I am in complete agreement with the sentiments about the failure of Living Wills–great idea, but with unintended consequences. In contrast, for some, but certainly not all cases, having a surrogate decision maker is of benefit, but limited by the inevitable unique circumstances of the individual case. There is no easy solution to this problem–care decisions near the end of life are messy, emotional, and overlaid with health system and societal forces that are frequently not aligned to optimal patient care. There will be no one-solution-fits-all approach to fixing this problem.
David–
Thanks for your comment
You write about “the inevitable unique circumstances of the individual case.”
That is what makes this so difficult.
And this is why we need pallaitive care teams–who are trained to deal with that uniqueness case by case.

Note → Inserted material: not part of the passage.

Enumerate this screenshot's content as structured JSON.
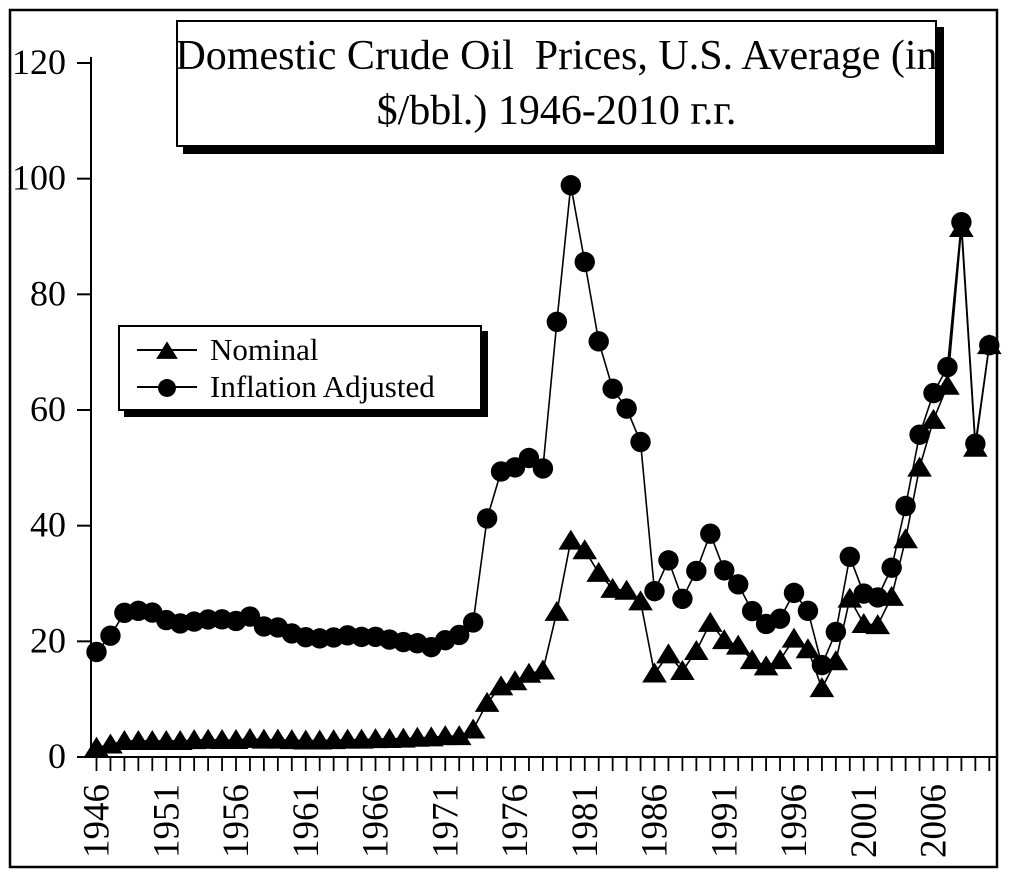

Thanks Maggie–one of the hats I wear is a consultant to the Center to Advance Palliative Care, helping to develop tools and resources in support of Palliative Care team development. We anticipate that the national financial mess will open some opportunities for PC development, but also place many existing teams at risk and inhibit new team development, as many hospital administrators do not view palliative care as a revenue generator. We are hopeful that palliative care will get a “seat at the table” in any health reform discussions.
David-
It is, in my view, tragic that hospital CEOs have been slow to reocgnize the value of palliative care. If they cannot reocgnize the need for it from a ethical point of view, at least you would think that they could grasp it from an economic point of view
random thoughts: the “living will” per se is of little use in itself and is nearly always too non-specific to guide treatment. On the other hand, the medical proxy, guided by discussion with the patient ahead of time, can be quite helpful. As an RN with long experience in and around ICUs I had a big advantage over the average person in doing my own medical power of attorney. I got Nolo Press Willmaker program which has a section for DPA for healthcare – I highly recommend it – and took the time to add significant verbiage on my own beliefs and philosophy, getting into issues that the average patient would have no clue about – the use of opiates to treat shortness of breath even at the cost of shortening life, to give just one example. Then when all was said and done, had a pretty good discussion with both my primary proxy – my wife – and my secondary proxy – a nurse friend. At the end of the process, I feel like I have done as well as possible at making sure my wishes would be followed and I am also acutely aware that very few people in the world have the knowledge to do what I did.
David RN-
Thanks for the comment.
It seems that most of us agree that the living will is rarely going to fit specific circumstances but it’s a good starting point for “having the conversation” with a proxy (ies) and your doctor.
Very interesting article.I came to know many of the details about living wills trouble.
People should read this article.Living will is useful for telling their decision easily.